Selama ini saya, juga mungkin banyak orang penasaran dengan kondisi yang terjadi pada perempuan di Aceh, ketika Perda Syariat Islam atau Qonun Jinayat sudah diberlakukan di sana. Banyak sudah tulisan yang dibuat untuk memberi dukungan, agar perempuan mendapatkan keadilan atas ketimpangan yang menimpa.
Akhirnya rasa penasaran saya terjawab, saat mengikuti Ngaji Keadilan Gender Islam bersama Ibu Dr. Nur Rofiah Bil. Uzm di Pemalang. Karena dalam sesi itu dibuka oleh Aktivis Perempuan Aceh Kak Suraiya Kamaruzzaman, ST, L. LM, MT, yang menceritakan pengalaman perjuangan perempuan di Aceh.
Ketika berbagi pengalaman perempuan yang kerap disapa Kak Aya menitikkan air mata, hingga menulari ke seluruh peserta, termasuk saya sendiri. Menyadari betapa tak mudah perjuangannya membela hak-hak perempuan di Aceh.
Saat itu, saya bertanya pada Kak Aya, jika sudah panjang perjalanan perjuangan itu dilalui, lalu apa dampak signifikan yang bisa dirasakan oleh perempuan di sana? Mengingat begitu berat tantangan yang harus dihadapi. Termasuk stigma anti syariat, berpotensi terancam dan terusir dari kampung halaman sendiri.
Kak Aya menjelaskan bahwa memang tidak mudah melakukan advoksi terkait isu implementasi syariat Islam (misalnya mengkritisi Qanun Jinayah), namun ada beberapa pasal yang berhasil diperjuangkan oleh gerakan perempuan.
Misalnya batasan usia anak yang draf awal adalah aqil baligh-nya ditandai dengan menstruasi bagi perempuan dan mimpi basah buat laki-laki (sekitar 13 tahun), telah berhasil diadvoaksi menjadi 17 tahun (sesuai dengan hukum nasional). Juga hukuman bagi pelaku zina yang dainggap sama dengan pelaku perkosaan berhasil diadvokasi bagi pelaku perkosaan hukumannya lebih berat, terutama kalau yang diperkosa adalah usia anak.

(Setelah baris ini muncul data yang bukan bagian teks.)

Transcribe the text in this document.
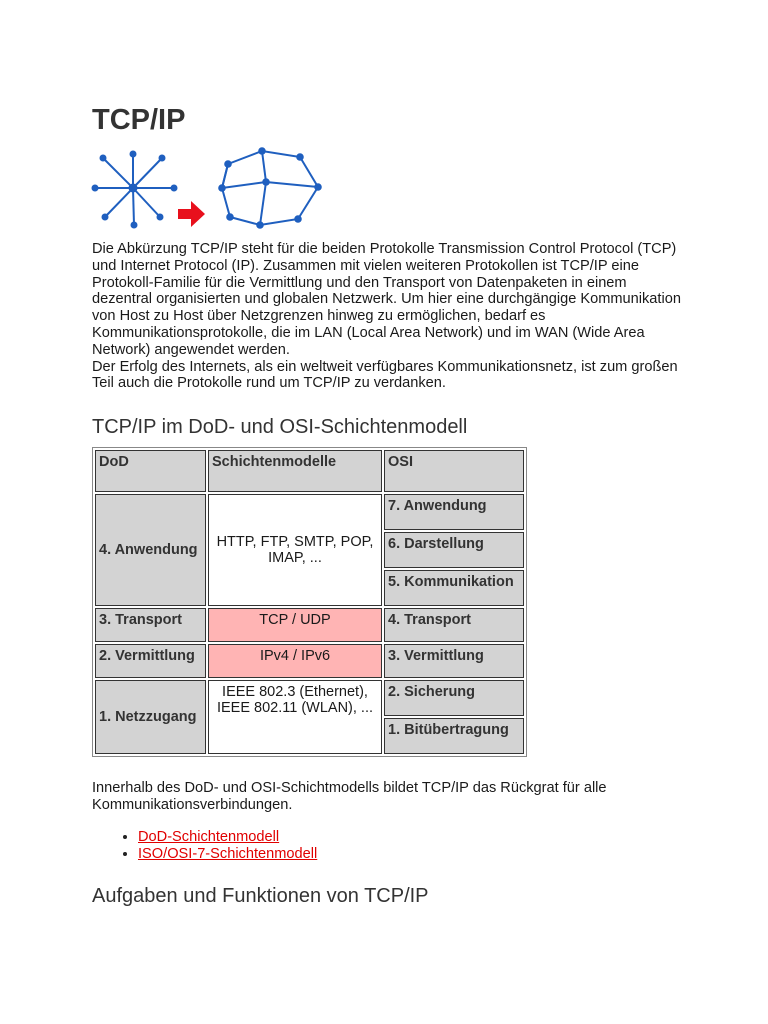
TCP/IP

Die Abkürzung TCP/IP steht für die beiden Protokolle Transmission Control Protocol (TCP) und Internet Protocol (IP). Zusammen mit vielen weiteren Protokollen ist TCP/IP eine Protokoll-Familie für die Vermittlung und den Transport von Datenpaketen in einem dezentral organisierten und globalen Netzwerk. Um hier eine durchgängige Kommunikation von Host zu Host über Netzgrenzen hinweg zu ermöglichen, bedarf es Kommunikationsprotokolle, die im LAN (Local Area Network) und im WAN (Wide Area Network) angewendet werden.

Der Erfolg des Internets, als ein weltweit verfügbares Kommunikationsnetz, ist zum großen Teil auch die Protokolle rund um TCP/IP zu verdanken.

TCP/IP im DoD- und OSI-Schichtenmodell
DoD	Schichtenmodelle	OSI
4. Anwendung	HTTP, FTP, SMTP, POP, IMAP, ...	7. Anwendung
		6. Darstellung
		5. Kommunikation
3. Transport	TCP / UDP	4. Transport
2. Vermittlung	IPv4 / IPv6	3. Vermittlung
1. Netzzugang	IEEE 802.3 (Ethernet), IEEE 802.11 (WLAN), ...	2. Sicherung
		1. Bitübertragung

Innerhalb des DoD- und OSI-Schichtmodells bildet TCP/IP das Rückgrat für alle Kommunikationsverbindungen.

• DoD-Schichtenmodell
• ISO/OSI-7-Schichtenmodell
Aufgaben und Funktionen von TCP/IP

Setelah qanun jinayah diimplementasikan lebih dari satu tahun, lembaga tempat Kak Aya berkiprah (Balai Syura Ureng Inong Aceh) bersama beberapa lembaga lainya di Aceh sperti JMSPS dan RPuK melaksanakan riset tentang upaya pelayanan bagi perempuan berhadapan dengan hukum di Aceh.
Misalnya dalam kasus kekerasan terhadap anak, tidak menggunakan Qanun, tapi memakai UU Perlindungan Anak. Sehingga korban yang masih berusia anak, bisa terhindar dari hukuman yang memberatkan.

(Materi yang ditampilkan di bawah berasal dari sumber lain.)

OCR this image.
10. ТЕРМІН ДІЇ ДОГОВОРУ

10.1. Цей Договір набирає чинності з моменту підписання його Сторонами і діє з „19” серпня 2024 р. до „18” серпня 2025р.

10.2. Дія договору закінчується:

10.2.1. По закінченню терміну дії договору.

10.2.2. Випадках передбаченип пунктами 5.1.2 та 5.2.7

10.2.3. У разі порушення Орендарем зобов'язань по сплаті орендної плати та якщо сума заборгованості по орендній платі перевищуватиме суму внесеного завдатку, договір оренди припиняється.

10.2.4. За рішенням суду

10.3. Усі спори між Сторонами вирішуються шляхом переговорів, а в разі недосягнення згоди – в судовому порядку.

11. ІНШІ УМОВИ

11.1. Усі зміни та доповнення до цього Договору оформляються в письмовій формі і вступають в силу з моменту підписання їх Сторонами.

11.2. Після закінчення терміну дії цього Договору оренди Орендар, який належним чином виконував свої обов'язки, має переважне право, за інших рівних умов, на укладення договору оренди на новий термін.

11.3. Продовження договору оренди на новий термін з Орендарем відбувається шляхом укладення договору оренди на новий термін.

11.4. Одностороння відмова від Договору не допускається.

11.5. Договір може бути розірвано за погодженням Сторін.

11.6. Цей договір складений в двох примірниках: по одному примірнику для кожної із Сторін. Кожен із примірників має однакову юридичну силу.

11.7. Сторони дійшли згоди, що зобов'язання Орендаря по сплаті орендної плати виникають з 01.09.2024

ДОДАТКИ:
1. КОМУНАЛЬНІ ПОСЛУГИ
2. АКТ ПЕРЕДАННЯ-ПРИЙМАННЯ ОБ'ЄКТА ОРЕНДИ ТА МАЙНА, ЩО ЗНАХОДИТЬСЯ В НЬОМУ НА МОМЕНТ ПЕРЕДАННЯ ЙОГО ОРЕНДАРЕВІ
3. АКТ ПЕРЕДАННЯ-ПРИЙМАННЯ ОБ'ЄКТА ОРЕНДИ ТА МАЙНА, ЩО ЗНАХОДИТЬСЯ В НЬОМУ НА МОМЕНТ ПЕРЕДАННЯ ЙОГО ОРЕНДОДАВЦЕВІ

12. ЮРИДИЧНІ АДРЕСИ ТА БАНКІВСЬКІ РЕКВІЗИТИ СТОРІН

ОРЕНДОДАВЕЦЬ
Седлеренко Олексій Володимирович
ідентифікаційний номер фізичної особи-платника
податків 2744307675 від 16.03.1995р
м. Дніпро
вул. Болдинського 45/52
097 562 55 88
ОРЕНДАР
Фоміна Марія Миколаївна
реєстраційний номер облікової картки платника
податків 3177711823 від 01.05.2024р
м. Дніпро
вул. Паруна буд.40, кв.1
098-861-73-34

Banyak orang yang sebenarnya tidak membaca draft qanun atau perda, karena dianggap fiqih itu baik. Karena merupakan bagian dari ajaran Agama Islam. Kak Aya menyadari belum banyak yang bisa dilakukan, tapi dengan strategi pembelaan terhadap korban, dan membangun kesadaran terhadap para aparat dan penegak hukumnya.
Strategi berikutnya yang dilakukan, dengan mendorong aturan dan kebijakan di tingkat desa. Sehingga bisa menjadi payung hukum yang akan melindungi perempuan. Selain itu, Kak Aya juga berharap pemerintah pusat segera mengesahkan RUUP PKS, karena ini akan efektif untuk memberikan perlindungan terhadap korban kekerasan perempuan di Aceh.

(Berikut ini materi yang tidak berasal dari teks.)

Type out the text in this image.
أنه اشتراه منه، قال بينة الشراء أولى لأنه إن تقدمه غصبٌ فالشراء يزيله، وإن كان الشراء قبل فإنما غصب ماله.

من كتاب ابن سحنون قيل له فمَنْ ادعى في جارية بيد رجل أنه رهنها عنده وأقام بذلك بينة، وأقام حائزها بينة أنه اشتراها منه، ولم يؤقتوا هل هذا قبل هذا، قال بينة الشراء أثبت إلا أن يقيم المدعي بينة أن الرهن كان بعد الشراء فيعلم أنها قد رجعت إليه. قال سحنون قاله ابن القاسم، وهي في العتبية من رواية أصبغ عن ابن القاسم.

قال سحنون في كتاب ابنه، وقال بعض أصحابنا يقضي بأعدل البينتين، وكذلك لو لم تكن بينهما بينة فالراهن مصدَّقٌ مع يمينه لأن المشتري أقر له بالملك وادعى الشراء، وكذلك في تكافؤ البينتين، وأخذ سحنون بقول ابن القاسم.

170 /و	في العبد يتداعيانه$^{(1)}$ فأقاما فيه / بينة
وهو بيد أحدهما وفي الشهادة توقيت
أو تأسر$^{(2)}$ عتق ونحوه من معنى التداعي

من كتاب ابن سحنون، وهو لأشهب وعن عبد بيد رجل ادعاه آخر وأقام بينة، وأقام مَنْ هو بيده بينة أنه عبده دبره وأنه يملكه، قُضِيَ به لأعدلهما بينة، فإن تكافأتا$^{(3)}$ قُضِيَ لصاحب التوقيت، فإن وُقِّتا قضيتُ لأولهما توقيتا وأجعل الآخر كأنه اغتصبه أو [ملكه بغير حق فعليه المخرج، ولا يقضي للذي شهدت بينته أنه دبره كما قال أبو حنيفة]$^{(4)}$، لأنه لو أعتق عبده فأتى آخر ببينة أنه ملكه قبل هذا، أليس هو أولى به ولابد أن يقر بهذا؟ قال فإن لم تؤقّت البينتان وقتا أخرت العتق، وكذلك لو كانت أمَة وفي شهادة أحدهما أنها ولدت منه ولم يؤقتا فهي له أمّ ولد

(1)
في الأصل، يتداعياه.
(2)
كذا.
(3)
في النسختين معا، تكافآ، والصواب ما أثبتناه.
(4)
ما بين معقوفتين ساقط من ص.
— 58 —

Kak Aya menceritakan tentang kasus anak perempuan down syndrome yang masih berusia 11 tahun dengan kehamilan tidak diinginkan (KTD). Lalu karena ada aturan gampong (Qanun Gampong) yang menyatakan pelaku zina harus diusir dari desa. Aturan di sana memang harus mengusir pelaku zina dari desa. Sempat terjadi tarik ulur yang sulit, namun setelah mendapat dukungan dari P2TP2A Kabupaten, baru dapat pelayanan kesehatan dan pendampingan hukum dan akhirnya anak ini dipulangkan kembali ke rumah orangtuanya.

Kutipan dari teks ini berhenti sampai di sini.